Please note that I would not be able to list all the possible options and designs addressing the above challenges. This is to give you a glance of the items we need to keep in mind while designing multi cluster cache replication strategies. Below are few approaches that we had followed to address multi cluster cache set up across regions.
Cold boot or Bootstrapping the new cluster
- Export the cache dump and import in the other cluster.
- A batch uploader that reads the data from the cache in batches and updates the remote cluster. The dump and import is easier to implement when there are only 2 clusters. It becomes more challenging when there are n cache clusters. Determining where to take the dump from and instructing which importer to import the cache dump is a challenge in itself.

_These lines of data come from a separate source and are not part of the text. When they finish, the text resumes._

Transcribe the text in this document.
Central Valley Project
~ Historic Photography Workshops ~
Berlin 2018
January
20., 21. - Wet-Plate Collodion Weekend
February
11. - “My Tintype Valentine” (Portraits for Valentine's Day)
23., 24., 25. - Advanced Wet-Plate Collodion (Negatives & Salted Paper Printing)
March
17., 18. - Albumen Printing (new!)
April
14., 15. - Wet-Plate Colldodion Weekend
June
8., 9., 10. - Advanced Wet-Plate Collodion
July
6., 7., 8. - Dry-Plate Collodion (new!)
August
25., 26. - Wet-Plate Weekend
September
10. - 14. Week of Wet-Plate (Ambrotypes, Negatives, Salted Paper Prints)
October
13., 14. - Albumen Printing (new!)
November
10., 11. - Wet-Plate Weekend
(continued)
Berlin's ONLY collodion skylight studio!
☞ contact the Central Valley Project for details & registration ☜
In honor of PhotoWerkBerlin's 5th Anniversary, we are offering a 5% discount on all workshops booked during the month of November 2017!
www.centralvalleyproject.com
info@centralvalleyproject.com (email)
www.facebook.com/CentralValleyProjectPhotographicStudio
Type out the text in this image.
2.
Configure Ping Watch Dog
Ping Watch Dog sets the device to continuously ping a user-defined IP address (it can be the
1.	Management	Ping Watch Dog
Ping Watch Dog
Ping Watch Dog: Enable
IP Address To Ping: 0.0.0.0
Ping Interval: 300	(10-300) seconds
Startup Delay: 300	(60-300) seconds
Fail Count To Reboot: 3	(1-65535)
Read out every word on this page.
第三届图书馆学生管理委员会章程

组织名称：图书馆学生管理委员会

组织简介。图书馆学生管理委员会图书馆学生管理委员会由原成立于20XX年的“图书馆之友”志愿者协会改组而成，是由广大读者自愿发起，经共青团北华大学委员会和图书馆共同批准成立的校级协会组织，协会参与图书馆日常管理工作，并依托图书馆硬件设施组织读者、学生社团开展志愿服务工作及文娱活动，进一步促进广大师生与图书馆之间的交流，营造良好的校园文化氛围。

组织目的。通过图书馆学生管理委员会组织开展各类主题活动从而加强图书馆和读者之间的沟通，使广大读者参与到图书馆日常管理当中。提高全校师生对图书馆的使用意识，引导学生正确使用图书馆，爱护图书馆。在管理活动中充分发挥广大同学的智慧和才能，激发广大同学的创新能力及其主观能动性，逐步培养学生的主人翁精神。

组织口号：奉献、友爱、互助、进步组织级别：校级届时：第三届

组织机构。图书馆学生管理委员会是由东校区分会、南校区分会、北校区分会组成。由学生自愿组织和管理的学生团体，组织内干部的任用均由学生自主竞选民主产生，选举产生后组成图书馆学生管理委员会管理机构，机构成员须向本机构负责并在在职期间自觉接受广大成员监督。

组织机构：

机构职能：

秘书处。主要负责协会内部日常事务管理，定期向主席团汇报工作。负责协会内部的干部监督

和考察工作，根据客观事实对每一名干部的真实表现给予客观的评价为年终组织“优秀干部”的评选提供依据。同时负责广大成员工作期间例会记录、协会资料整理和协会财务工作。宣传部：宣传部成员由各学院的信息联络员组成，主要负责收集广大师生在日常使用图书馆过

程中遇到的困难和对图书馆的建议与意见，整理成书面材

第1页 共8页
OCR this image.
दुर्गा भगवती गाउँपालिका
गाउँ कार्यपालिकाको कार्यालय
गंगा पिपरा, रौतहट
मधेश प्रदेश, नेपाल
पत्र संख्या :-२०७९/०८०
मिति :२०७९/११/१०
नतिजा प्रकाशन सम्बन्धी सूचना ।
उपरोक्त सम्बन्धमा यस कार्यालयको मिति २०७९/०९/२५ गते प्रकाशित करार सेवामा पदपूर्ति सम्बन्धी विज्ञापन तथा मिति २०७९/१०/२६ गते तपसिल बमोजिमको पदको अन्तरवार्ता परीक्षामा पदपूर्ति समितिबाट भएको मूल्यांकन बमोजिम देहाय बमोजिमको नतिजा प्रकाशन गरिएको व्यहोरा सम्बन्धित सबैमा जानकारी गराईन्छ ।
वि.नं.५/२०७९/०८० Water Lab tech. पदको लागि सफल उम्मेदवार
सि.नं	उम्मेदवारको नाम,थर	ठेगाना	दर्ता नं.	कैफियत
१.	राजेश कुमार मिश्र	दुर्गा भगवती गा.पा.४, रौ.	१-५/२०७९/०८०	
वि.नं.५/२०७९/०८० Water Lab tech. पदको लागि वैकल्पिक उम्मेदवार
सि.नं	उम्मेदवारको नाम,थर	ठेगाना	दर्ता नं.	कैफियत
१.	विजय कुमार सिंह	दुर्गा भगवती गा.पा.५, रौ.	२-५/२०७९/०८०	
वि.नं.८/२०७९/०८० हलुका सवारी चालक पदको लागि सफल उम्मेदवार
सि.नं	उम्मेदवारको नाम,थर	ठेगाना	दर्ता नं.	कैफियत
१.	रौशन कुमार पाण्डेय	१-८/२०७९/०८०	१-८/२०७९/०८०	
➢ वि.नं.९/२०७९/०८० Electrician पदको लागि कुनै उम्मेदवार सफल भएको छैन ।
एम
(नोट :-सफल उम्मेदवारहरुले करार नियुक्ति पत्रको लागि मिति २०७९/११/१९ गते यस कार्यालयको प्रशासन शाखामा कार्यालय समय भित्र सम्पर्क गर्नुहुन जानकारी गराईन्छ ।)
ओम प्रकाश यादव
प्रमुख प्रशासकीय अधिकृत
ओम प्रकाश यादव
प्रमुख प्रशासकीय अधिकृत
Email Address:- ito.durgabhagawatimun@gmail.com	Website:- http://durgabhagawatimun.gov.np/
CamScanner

Dynamic cache replication Design choices
- Writer writes to all clusters
- Writer writes to local cluster and notifies about the change. Cache Replicators subscribe to these notifications and replicate the new change across multiple clusters.
- Cache data change Hooks : Cache Replicators subscribe to REDIS cache keyspace notifications and replicate the new change across multiple clusters. Redis Pub/Sub is fire and forget that is, if your Pub/Sub client disconnects, and reconnects later, all the events delivered during the time the client was disconnected are lost.
Improve Efficiency of all the choices
- Persistent https connections to reduce the chattiness
- Batched writes to improve the efficiency of data writes on the tcp connections
- Local cluster region HTTPs cache writers to prevent complex vpc peering/tunnels
The above designs are just touching the problem space, the more criterias we consider the more challenging the design becomes.